The silence settled again, prickly and obvious. Laura tried to study her work but the colors and shapes only swam before her, a kaleidoscopic spin.

She sneaked a glance at him. He appeared utterly at ease with the silence. So many people were uncomfortable with it, rushing in to fill it with whatever sprang to tongue. She herself was digging for words, searching for a conversation that would sparkle and intrigue. And yet he also answered effortlessly, without any trace of the stultifying shyness that often afflicted those who preferred the silence. Finally, she asked, “Did you get everyone taken care of?”

“Everyone?” He wore his hat low, a deep line of shadow across his face. She wondered if his eyes changed in the sunshine, if the light drew any color at all out of the blackness of his irises. “Ah, our inept bandits. We put them off in Papillon. I assume the authorities knew what to do with them.”

“You certainly did.”

He shrugged it off. “They weren’t all that good at it, if you want to know the truth. Your guards probably could have handled them just fine.” Perhaps she was a flirt after all, Sam decided. The fluttering and blushes and shy, shimmering smiles had their own appeal. It was flattering to a man to think he could cause that reaction.

“My guards?” she asked.

“Weren’t they? They looked like guards.”

“I suppose they are, though I guess I don’t think of them that way.”

“And how do you think of them?” he asked.

“As part of my life,” she admitted. For so many years she’d never ventured out. For months her world had been bounded by her bedroom, then the house, and, finally, for a very long time, the great iron fence that surrounded Sea Haven. But when she’d finally pushed and pleaded enough that her parents allowed her to ease her way out—just a few blocks at first, a brief carriage ride along the road and back, which had them both breathless with worry—either Mr. Hoxie or Mr. Peel or both had always been at her side.

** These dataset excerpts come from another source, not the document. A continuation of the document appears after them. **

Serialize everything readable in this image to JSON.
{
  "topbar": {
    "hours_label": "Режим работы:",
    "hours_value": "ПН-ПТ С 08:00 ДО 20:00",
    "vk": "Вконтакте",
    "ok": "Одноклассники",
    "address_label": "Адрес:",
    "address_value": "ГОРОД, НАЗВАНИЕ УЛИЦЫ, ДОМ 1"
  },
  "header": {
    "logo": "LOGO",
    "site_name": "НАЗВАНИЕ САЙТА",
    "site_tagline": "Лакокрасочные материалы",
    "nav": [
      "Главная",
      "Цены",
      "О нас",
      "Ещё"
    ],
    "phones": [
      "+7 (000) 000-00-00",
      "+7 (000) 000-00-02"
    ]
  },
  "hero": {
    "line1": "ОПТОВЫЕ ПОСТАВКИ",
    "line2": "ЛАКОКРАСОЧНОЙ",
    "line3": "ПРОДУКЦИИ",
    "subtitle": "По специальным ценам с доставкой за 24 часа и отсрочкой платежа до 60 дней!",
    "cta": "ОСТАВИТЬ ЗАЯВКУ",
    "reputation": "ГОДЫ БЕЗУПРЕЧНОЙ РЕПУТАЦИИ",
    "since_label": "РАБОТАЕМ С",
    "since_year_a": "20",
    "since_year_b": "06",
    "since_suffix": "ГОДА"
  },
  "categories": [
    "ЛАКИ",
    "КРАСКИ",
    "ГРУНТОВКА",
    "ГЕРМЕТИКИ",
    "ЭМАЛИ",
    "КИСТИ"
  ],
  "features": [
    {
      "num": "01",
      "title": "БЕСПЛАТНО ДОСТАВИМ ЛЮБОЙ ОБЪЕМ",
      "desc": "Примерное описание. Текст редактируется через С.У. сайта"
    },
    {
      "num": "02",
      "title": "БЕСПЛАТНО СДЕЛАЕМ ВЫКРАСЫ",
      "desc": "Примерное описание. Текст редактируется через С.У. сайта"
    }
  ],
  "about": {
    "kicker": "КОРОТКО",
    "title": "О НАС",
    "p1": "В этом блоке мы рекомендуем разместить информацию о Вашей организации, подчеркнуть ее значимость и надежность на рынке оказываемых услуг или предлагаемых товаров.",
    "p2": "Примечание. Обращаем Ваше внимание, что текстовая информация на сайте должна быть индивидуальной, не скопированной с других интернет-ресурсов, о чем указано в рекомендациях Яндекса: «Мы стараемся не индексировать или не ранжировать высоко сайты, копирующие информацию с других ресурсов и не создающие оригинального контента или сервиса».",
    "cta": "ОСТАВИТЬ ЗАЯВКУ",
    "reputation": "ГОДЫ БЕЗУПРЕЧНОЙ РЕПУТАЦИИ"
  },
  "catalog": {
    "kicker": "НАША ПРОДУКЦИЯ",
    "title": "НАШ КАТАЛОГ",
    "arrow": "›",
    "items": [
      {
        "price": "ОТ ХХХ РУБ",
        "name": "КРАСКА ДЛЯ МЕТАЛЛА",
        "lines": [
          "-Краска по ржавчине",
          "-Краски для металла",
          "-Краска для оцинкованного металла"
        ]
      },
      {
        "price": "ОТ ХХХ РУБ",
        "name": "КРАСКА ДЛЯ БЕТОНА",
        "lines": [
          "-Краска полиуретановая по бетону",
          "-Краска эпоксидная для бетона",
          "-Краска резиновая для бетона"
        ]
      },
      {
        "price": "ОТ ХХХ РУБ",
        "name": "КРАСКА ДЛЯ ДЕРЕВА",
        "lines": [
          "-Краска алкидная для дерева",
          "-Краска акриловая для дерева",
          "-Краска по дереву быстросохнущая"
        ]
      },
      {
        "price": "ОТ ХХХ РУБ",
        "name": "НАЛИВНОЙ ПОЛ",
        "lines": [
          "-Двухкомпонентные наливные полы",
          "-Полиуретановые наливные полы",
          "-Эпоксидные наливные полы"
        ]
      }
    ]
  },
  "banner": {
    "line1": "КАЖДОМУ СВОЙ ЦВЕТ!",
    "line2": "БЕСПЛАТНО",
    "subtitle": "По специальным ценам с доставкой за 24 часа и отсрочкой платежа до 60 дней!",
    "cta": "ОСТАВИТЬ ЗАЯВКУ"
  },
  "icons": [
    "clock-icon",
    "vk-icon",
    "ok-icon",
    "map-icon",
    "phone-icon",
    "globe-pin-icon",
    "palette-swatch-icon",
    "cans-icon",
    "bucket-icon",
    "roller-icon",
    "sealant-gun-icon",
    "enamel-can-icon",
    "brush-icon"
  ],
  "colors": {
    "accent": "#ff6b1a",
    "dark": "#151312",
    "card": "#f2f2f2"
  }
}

“How did you know they were guards?” she asked.

“Makes sense that you would have guards.” In Sam’s opinion she should have had more. The ones she had were, well, not inept, exactly. More like complacent, as if they were accustomed to having the situation completely controlled. They treated her more like a sister than a job. It spoke well of her that they were so fond of her, but being overfond of your charge damaged your ability to make difficult decisions if they became necessary.

It would be a terrible shame if anything happened to Laura Hamilton. The thought caught him by surprise. It was no business of his, and if a man like Leland Hamilton could not protect his own, who could?

But she was…like sunshine. Open, happy, smiling. And the world held far too little warmth as it was. He liked the idea that it existed, even if he could never have it in his life again.

“Oh.” A hint of disappointment discolored Laura’s previous pleasure at his presence. What had she expected, really? That he had sought her out only because something about her appearance and manner intrigued him? “You know who I am,” she said flatly.

“You don’t exactly make a quiet entrance,” he said.
“From the moment they hitched those cars up to the train it was buzzin’. For sure you were rich enough to need a couple of guards, at least.”

“I suppose so.” He’d stood there an hour, patiently waiting. Her father often spoke of spending his life ever-vigilant, constantly aware that the vast majority of the people he met desperately wanted something from him. He’d been very poor, then very rich, and claimed the fact that people were always hoping to separate you from some of your money was the only drawback to being rich. It was, he considered, a small price to pay.